A recent report indicating Apple might be relenting on its ban of third-party iPhone applications to the point of setting up a store to sell approved software has caused some to accuse the company of abusing its customers to make more money. Ed Hardy says it is nothing of the sort.

An unconfirmed report surfaced last week that Apple is supposedly putting together a program under which approved iPhone software will be sold through iTunes.

Some people have reacted quite negatively to this, and have accused Apple of limiting the release of native applications to its own software store so it could get more money from iPhone users.

After reading some of the discussion on this, here's the picture I have in my head:

Exterior shot, the mountaintop lair of the nefarious Steve Jobs, during a thunderstorm.Cut to the interior, where we see Jobs working in laboratory filled with crackling and sparking equipment. He's wearing a while lab coat and holding an iPhone. He speaks: "So, they want native applications for their iPhones do they? We'll give them what they want, but we'll make them pay and pay and pay! Bwaha-ha-ha-ha-ha-ha-ha!!!" Fade to black.

It's a mistake
There's a basic rule of life that I think applies in this case: never accuse a person of doing something for unethical reasons when it can instead be blamed on human error.

The reason Apple has tried to lock out native third-party applications on the iPhone isn't to siphon away more hard-earned cash from its customers; the company is doing this because it simply doesn't understand smartphone users.

Apple has tried to treat the iPhone as a different kind of iPod. No one expects the iPod to do anything besides the pre-programed functions, so Apple doesn't have to concern itself with hackers.

But the iPhone isn't a super iPod. It's a smartphone, and people expect to be able to extend its functionality. Apple has tried to fight this from the day the device was announced. Unsuccessfully, I might add.

Third party apps, round one
Don't forget, at the time of its announcement the iPhone wasn't going to be able to run any kind of third-party apps. It took months before Apple caved in to pressure and announced support for Web 2.0 software.

If Apple's whole goal of limiting third-party applications was to make money selling them, the iPhone Software Store would have been up and running the day the iPhone debuted, and it would have found a way to charge for the Web 2.0 apps.

It's about the support costs
Apple's primary reason for greatly limiting third-party software is simple: reducing technical support costs.

Poorly written applications are a significant cause of unstable and crash-prone handhelds and smartphones. By tightly controlling or even eliminating third-party software Apple insures that the iPhone is as stable a device as possible.

This is an important goal for Apple, as it is handling all the technical support for this device itself. Tech support is surprisingly expensive, Apple wants to spend as little time and money as possible trying to figure out why some app that a kid in his parent's basement put together before Math homework has hosed hundreds of iPhones.

But what Apple seems to be finally starting to realize that you simply can't close the door on installing applications onto a smartphone.

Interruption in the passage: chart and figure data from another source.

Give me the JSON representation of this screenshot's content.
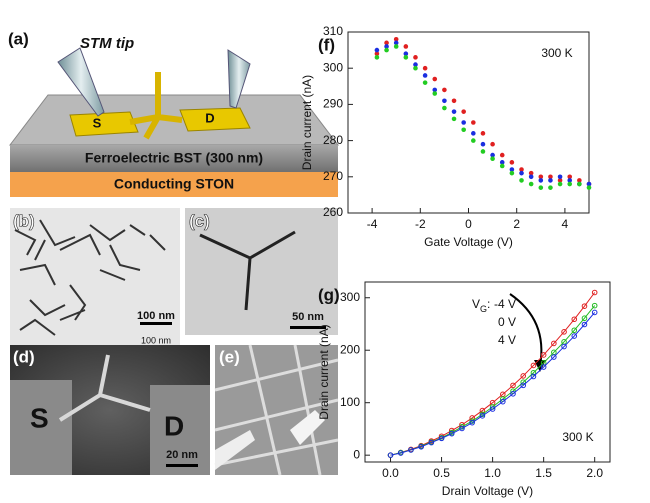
{
  "panels": {
    "a": {
      "label": "(a)",
      "tip": "STM tip",
      "source": "S",
      "drain": "D",
      "layer1": "Ferroelectric BST (300 nm)",
      "layer2": "Conducting STON"
    },
    "b": {
      "label": "(b)",
      "scale": "100 nm",
      "scale2": "100 nm"
    },
    "c": {
      "label": "(c)",
      "scale": "50 nm"
    },
    "d": {
      "label": "(d)",
      "source": "S",
      "drain": "D",
      "scale": "20 nm"
    },
    "e": {
      "label": "(e)"
    }
  },
  "chart_data": [
    {
      "type": "scatter",
      "title": "(f)",
      "annotation": "300 K",
      "x_label": "Gate Voltage (V)",
      "y_label": "Drain current (nA)",
      "x": [
        -3.8,
        -3.4,
        -3.0,
        -2.6,
        -2.2,
        -1.8,
        -1.4,
        -1.0,
        -0.6,
        -0.2,
        0.2,
        0.6,
        1.0,
        1.4,
        1.8,
        2.2,
        2.6,
        3.0,
        3.4,
        3.8,
        4.2,
        4.6,
        5.0
      ],
      "series": [
        {
          "color": "#e02020",
          "values": [
            304,
            307,
            308,
            306,
            303,
            300,
            297,
            294,
            291,
            288,
            285,
            282,
            279,
            276,
            274,
            272,
            271,
            270,
            270,
            269,
            270,
            269,
            268
          ]
        },
        {
          "color": "#1a2ee0",
          "values": [
            305,
            306,
            307,
            304,
            301,
            298,
            294,
            291,
            288,
            285,
            282,
            279,
            276,
            274,
            272,
            271,
            270,
            269,
            269,
            270,
            269,
            268,
            268
          ]
        },
        {
          "color": "#22cc22",
          "values": [
            303,
            305,
            306,
            303,
            300,
            296,
            293,
            289,
            286,
            283,
            280,
            277,
            275,
            273,
            271,
            269,
            268,
            267,
            267,
            268,
            268,
            268,
            267
          ]
        }
      ],
      "xlim": [
        -5,
        5
      ],
      "xticks": [
        -4,
        -2,
        0,
        2,
        4
      ],
      "ylim": [
        260,
        310
      ],
      "yticks": [
        260,
        270,
        280,
        290,
        300,
        310
      ]
    },
    {
      "type": "line",
      "title": "(g)",
      "annotation": "300 K",
      "x_label": "Drain Voltage (V)",
      "y_label": "Drain current (nA)",
      "legend_label": {
        "symbol": "V",
        "subscript": "G",
        "separator": ":"
      },
      "x": [
        0,
        0.1,
        0.2,
        0.3,
        0.4,
        0.5,
        0.6,
        0.7,
        0.8,
        0.9,
        1.0,
        1.1,
        1.2,
        1.3,
        1.4,
        1.5,
        1.6,
        1.7,
        1.8,
        1.9,
        2.0
      ],
      "series": [
        {
          "name": "-4 V",
          "color": "#e02020",
          "values": [
            0,
            5,
            11,
            18,
            27,
            36,
            47,
            58,
            71,
            85,
            100,
            116,
            133,
            151,
            171,
            191,
            213,
            235,
            259,
            284,
            310
          ]
        },
        {
          "name": "0 V",
          "color": "#22bb22",
          "values": [
            0,
            5,
            10,
            17,
            25,
            33,
            43,
            54,
            65,
            78,
            92,
            107,
            122,
            139,
            157,
            176,
            196,
            216,
            238,
            261,
            285
          ]
        },
        {
          "name": "4 V",
          "color": "#1a2ee0",
          "values": [
            0,
            4,
            10,
            16,
            24,
            32,
            41,
            51,
            62,
            75,
            88,
            102,
            117,
            133,
            150,
            168,
            187,
            207,
            227,
            249,
            272
          ]
        }
      ],
      "xlim": [
        -0.25,
        2.15
      ],
      "xticks": [
        {
          "value": 0,
          "label": "0.0"
        },
        0.5,
        {
          "value": 1,
          "label": "1.0"
        },
        1.5,
        {
          "value": 2,
          "label": "2.0"
        }
      ],
      "ylim": [
        -13,
        330
      ],
      "yticks": [
        0,
        100,
        200,
        300
      ]
    }
  ]
}
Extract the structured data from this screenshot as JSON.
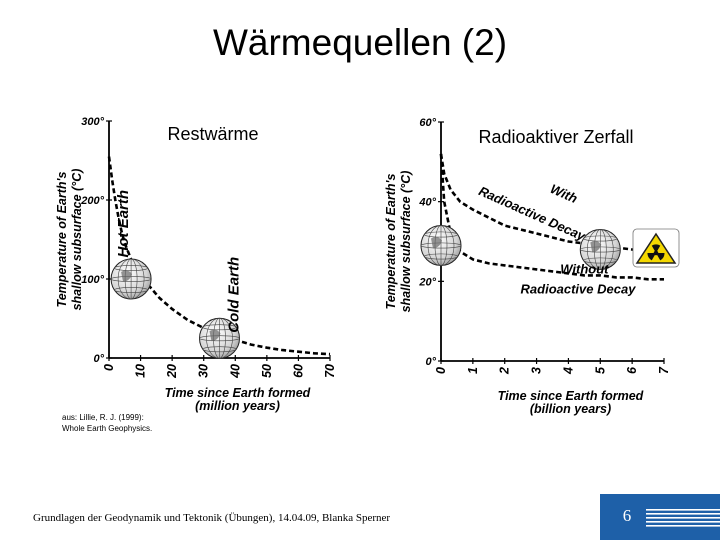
{
  "slide": {
    "title": "Wärmequellen (2)",
    "footer": "Grundlagen der Geodynamik und Tektonik (Übungen), 14.04.09, Blanka Sperner",
    "page_number": "6",
    "source_lines": [
      "aus: Lillie, R. J. (1999):",
      "Whole Earth Geophysics."
    ],
    "colors": {
      "page_box": "#1e60a8",
      "stripes": "#ffffff",
      "hazard_yellow": "#f4d800"
    }
  },
  "chart_data": [
    {
      "type": "line",
      "overlay_label": "Restwärme",
      "ylabel": [
        "Temperature of Earth's",
        "shallow subsurface (°C)"
      ],
      "xlabel": [
        "Time since Earth formed",
        "(million years)"
      ],
      "ylim": [
        0,
        300
      ],
      "xlim": [
        0,
        70
      ],
      "x_ticks": [
        "0",
        "10",
        "20",
        "30",
        "40",
        "50",
        "60",
        "70"
      ],
      "y_ticks": [
        "0°",
        "100°",
        "200°",
        "300°"
      ],
      "series": [
        {
          "x": [
            0,
            1,
            2,
            3,
            4,
            5,
            7,
            10,
            13,
            16,
            20,
            25,
            30,
            35,
            40,
            45,
            50,
            55,
            60,
            65,
            70
          ],
          "y": [
            255,
            225,
            200,
            178,
            160,
            145,
            125,
            105,
            90,
            76,
            62,
            48,
            38,
            30,
            23,
            17,
            13,
            10,
            8,
            6,
            5
          ]
        }
      ],
      "annotations": [
        {
          "text": "Hot Earth",
          "x": 6,
          "y": 170
        },
        {
          "text": "Cold Earth",
          "x": 41,
          "y": 80
        }
      ],
      "globes": [
        {
          "x": 7,
          "y": 100
        },
        {
          "x": 35,
          "y": 25
        }
      ]
    },
    {
      "type": "line",
      "overlay_label": "Radioaktiver Zerfall",
      "ylabel": [
        "Temperature of Earth's",
        "shallow subsurface (°C)"
      ],
      "xlabel": [
        "Time since Earth formed",
        "(billion years)"
      ],
      "ylim": [
        0,
        60
      ],
      "xlim": [
        0,
        7
      ],
      "x_ticks": [
        "0",
        "1",
        "2",
        "3",
        "4",
        "5",
        "6",
        "7"
      ],
      "y_ticks": [
        "0°",
        "20°",
        "40°",
        "60°"
      ],
      "series": [
        {
          "name": "With Radioactive Decay",
          "x": [
            0,
            0.1,
            0.3,
            0.6,
            1,
            1.5,
            2,
            2.5,
            3,
            3.5,
            4,
            4.5,
            5,
            5.5,
            6,
            6.5,
            7
          ],
          "y": [
            52,
            47,
            43,
            40,
            38,
            36,
            34,
            33,
            32,
            31,
            30,
            29.5,
            29,
            28.5,
            28,
            27.5,
            27
          ]
        },
        {
          "name": "Without Radioactive Decay",
          "x": [
            0,
            0.1,
            0.3,
            0.6,
            1,
            1.5,
            2,
            2.5,
            3,
            3.5,
            4,
            4.5,
            5,
            5.5,
            6,
            6.5,
            7
          ],
          "y": [
            52,
            40,
            32,
            27.5,
            25.5,
            24.5,
            24,
            23.5,
            23,
            22.5,
            22,
            21.5,
            21.5,
            21,
            21,
            20.5,
            20.5
          ]
        }
      ],
      "annotations": [
        {
          "text": "With",
          "x": 3.8,
          "y": 41
        },
        {
          "text": "Radioactive Decay",
          "x": 2.8,
          "y": 36
        },
        {
          "text": "Without",
          "x": 4.5,
          "y": 22
        },
        {
          "text": "Radioactive Decay",
          "x": 4.3,
          "y": 17
        }
      ],
      "globes": [
        {
          "x": 0,
          "y": 29
        },
        {
          "x": 5,
          "y": 28
        }
      ]
    }
  ]
}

Customers won't stand for it. So Apple has been struggling to find a compromise, giving customers good third-party apps while also limiting the cost of supporting them.

An "Apple certified" logo
Apple has tried the route of blocking all unauthorized software, and hopefully has realized that this causes more problems than it solves. The company is getting tons of bad press and is angering many of its most valuable customers.

The idea of selling approved applications through iTunes is a good one. It gives users access to quality third-party software, while also mostly ensuring that any program that's installed won't turn the iPhone into a brick.

Before anyone says "Apple has no right to tell me what I can do with my iPhone," consider that if you brick your device, you're going to expect Apple to replace it, quickly and for free. That clearly gives Apple some say in what you do with it.

Yes, this is a solution that makes no one very happy, but that's the nature of compromise.

The best thing Apple can do at this point is get a system for selling apps up and running quickly, along with a large collection of quality apps that perform a wide variety of tasks. Going forward, the company needs to devote enough resources to this project that new software titles aren't held up in testing for months and months.

If it does that, this whole brouhaha will soon be forgotten. The iPhone is a good device, and it will be better with native third-party applications.